We should take into account the toxicities of these agents, that are used mainly in elderly population with different comorbidities. We have to monitor very closely the imbalance between efficacy, toxicity and cost of these agents in their different combinations to ensure that they really help our patients to live longer and with a better quality of life.
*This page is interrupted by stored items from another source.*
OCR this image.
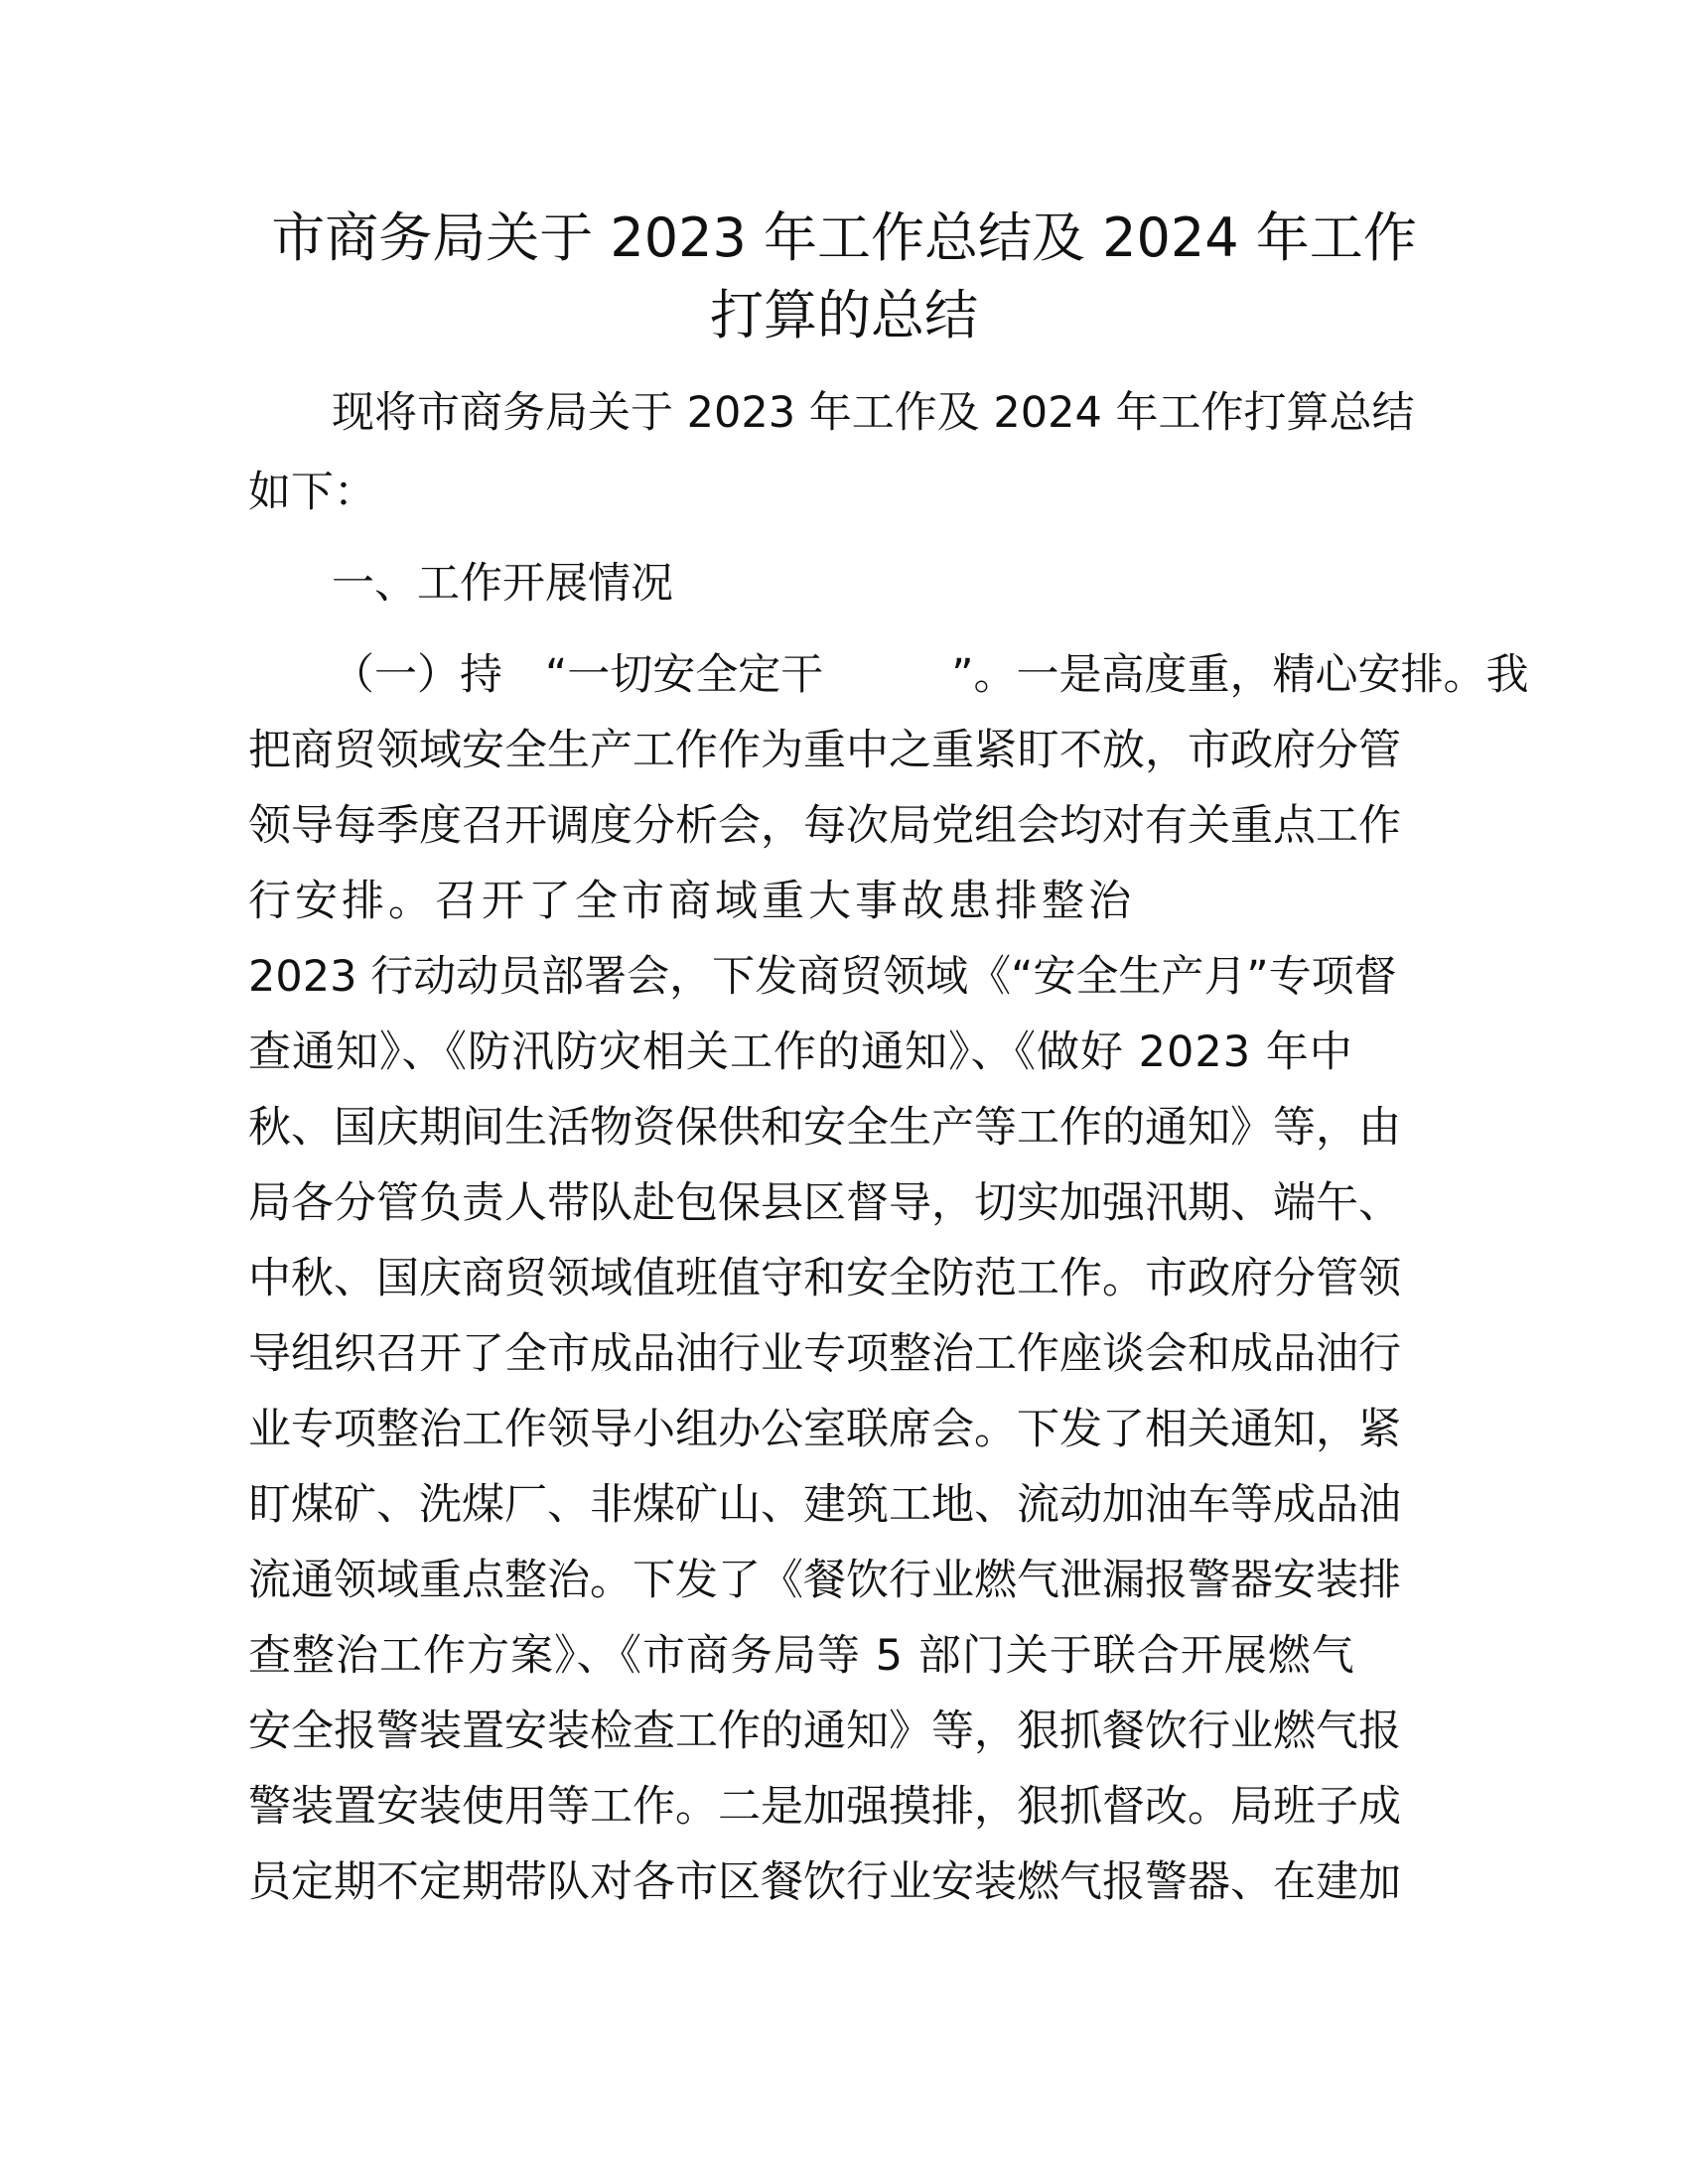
市商务局关于 2023 年工作总结及 2024 年工作
打算的总结
现将市商务局关于 2023 年工作及 2024 年工作打算总结
如下：
一、工作开展情况
（一）持　“一切安全定干　　　”。一是高度重，精心安排。我
把商贸领域安全生产工作作为重中之重紧盯不放，市政府分管
领导每季度召开调度分析会，每次局党组会均对有关重点工作
行安排。召开了全市商域重大事故患排整治
2023 行动动员部署会，下发商贸领域《“安全生产月”专项督
查通知》、《防汛防灾相关工作的通知》、《做好 2023 年中
秋、国庆期间生活物资保供和安全生产等工作的通知》等，由
局各分管负责人带队赴包保县区督导，切实加强汛期、端午、
中秋、国庆商贸领域值班值守和安全防范工作。市政府分管领
导组织召开了全市成品油行业专项整治工作座谈会和成品油行
业专项整治工作领导小组办公室联席会。下发了相关通知，紧
盯煤矿、洗煤厂、非煤矿山、建筑工地、流动加油车等成品油
流通领域重点整治。下发了《餐饮行业燃气泄漏报警器安装排
查整治工作方案》、《市商务局等 5 部门关于联合开展燃气
安全报警装置安装检查工作的通知》等，狠抓餐饮行业燃气报
警装置安装使用等工作。二是加强摸排，狠抓督改。局班子成
员定期不定期带队对各市区餐饮行业安装燃气报警器、在建加
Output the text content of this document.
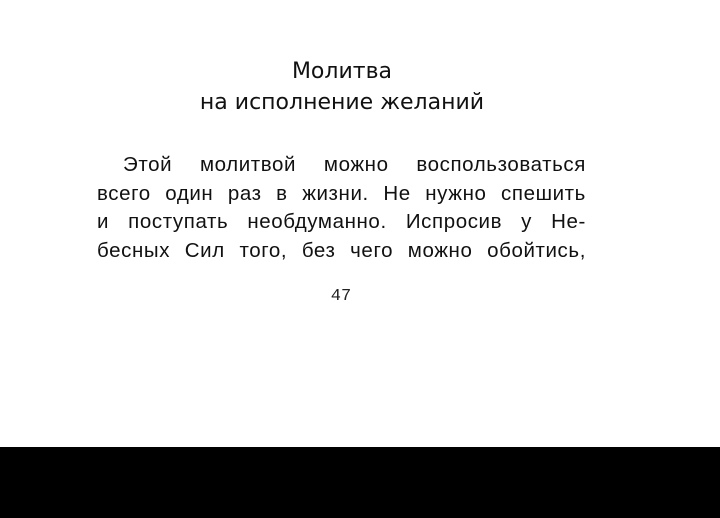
Молитва
на исполнение желаний
Этой молитвой можно воспользоваться
всего один раз в жизни. Не нужно спешить
и поступать необдуманно. Испросив у Не-
бесных Сил того, без чего можно обойтись,
47
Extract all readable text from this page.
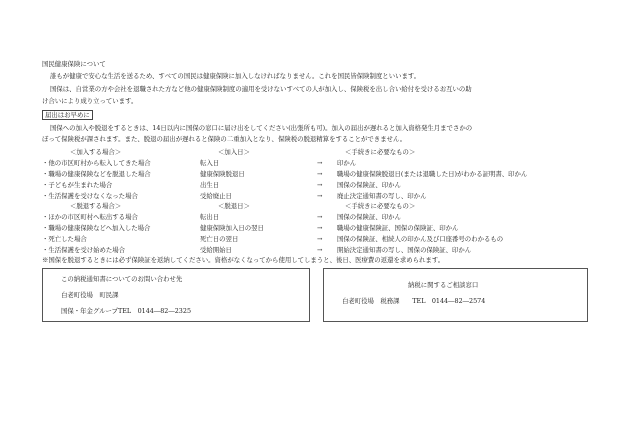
国民健康保険について
誰もが健康で安心な生活を送るため、すべての国民は健康保険に加入しなければなりません。これを国民皆保険制度といいます。
国保は、自営業の方や会社を退職された方など他の健康保険制度の適用を受けないすべての人が加入し、保険税を出し合い給付を受けるお互いの助
け合いにより成り立っています。
届出はお早めに
国保への加入や脱退をするときは、14日以内に国保の窓口に届け出をしてください(出張所も可)。加入の届出が遅れると加入資格発生月までさかの
ぼって保険税が課されます。また、脱退の届出が遅れると保険の二重加入となり、保険税の脱退精算をすることができません。
＜加入する場合＞	＜加入日＞	＜手続きに必要なもの＞
・他の市区町村から転入してきた場合	転入日	→ 印かん
・職場の健康保険などを脱退した場合	健康保険脱退日	→ 職場の健康保険脱退日(または退職した日)がわかる証明書、印かん
・子どもが生まれた場合	出生日	→ 国保の保険証、印かん
・生活保護を受けなくなった場合	受給廃止日	→ 廃止決定通知書の写し、印かん
＜脱退する場合＞	＜脱退日＞	＜手続きに必要なもの＞
・ほかの市区町村へ転出する場合	転出日	→ 国保の保険証、印かん
・職場の健康保険などへ加入した場合	健康保険加入日の翌日	→ 職場の健康保険証、国保の保険証、印かん
・死亡した場合	死亡日の翌日	→ 国保の保険証、相続人の印かん及び口座番号のわかるもの
・生活保護を受け始めた場合	受給開始日	→ 開始決定通知書の写し、国保の保険証、印かん
※国保を脱退するときには必ず保険証を返納してください。資格がなくなってから使用してしまうと、後日、医療費の返還を求められます。
この納税通知書についてのお問い合わせ先
白老町役場　町民課
国保・年金グループTEL　0144―82―2325
納税に関するご相談窓口
白老町役場　税務課　　TEL　0144―82―2574
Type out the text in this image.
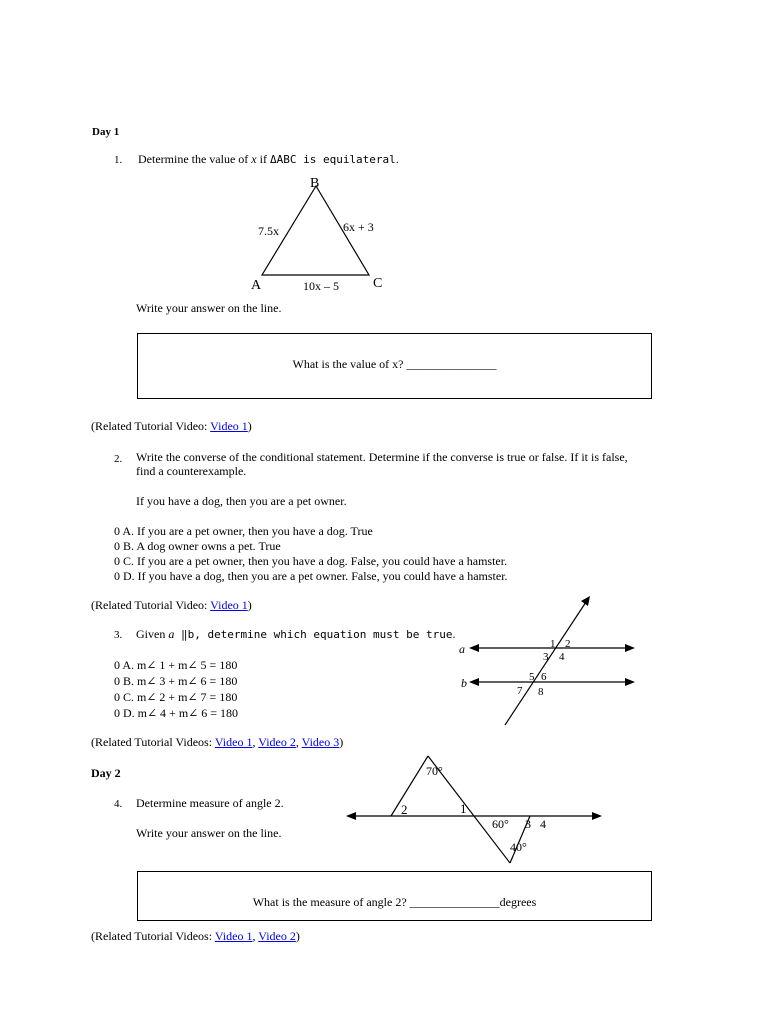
Day 1
1. Determine the value of x if ΔABC is equilateral.
B
A	C
7.5x	6x + 3
10x – 5
Write your answer on the line.
What is the value of x? _______________
(Related Tutorial Video: Video 1)
2. Write the converse of the conditional statement. Determine if the converse is true or false. If it is false,
find a counterexample.
If you have a dog, then you are a pet owner.
0 A. If you are a pet owner, then you have a dog. True
0 B. A dog owner owns a pet. True
0 C. If you are a pet owner, then you have a dog. False, you could have a hamster.
0 D. If you have a dog, then you are a pet owner. False, you could have a hamster.
(Related Tutorial Video: Video 1)
3. Given a ‖b, determine which equation must be true.
0 A. m∠ 1 + m∠ 5 = 180
0 B. m∠ 3 + m∠ 6 = 180
0 C. m∠ 2 + m∠ 7 = 180
0 D. m∠ 4 + m∠ 6 = 180
a
b
1 2
3 4
5 6
7 8
(Related Tutorial Videos: Video 1, Video 2, Video 3)
Day 2
4. Determine measure of angle 2.
Write your answer on the line.
70°
2	1
60° 3 4
40°
What is the measure of angle 2? _______________degrees
(Related Tutorial Videos: Video 1, Video 2)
We also have to consider the potential role of immunotherapy in the treatment of advanced prostate carcinoma. Sipuleucel-T (Provenge®) has been recently approved in this setting, and some other immune approaches, such as dendritic cell vaccines (PROSTVAC, DCVax, GVAX) and antibodies against the T-cell inhibitory receptor CTL-associated antigen 4 (ipilimumab) will probably emerge as future standard therapies for this disease. Understanding the best combinations, the most appropriate therapeutic sequence, and the patients that are most likely to benefit from every distinct approach, will enhance the efficacy and safety of these agents.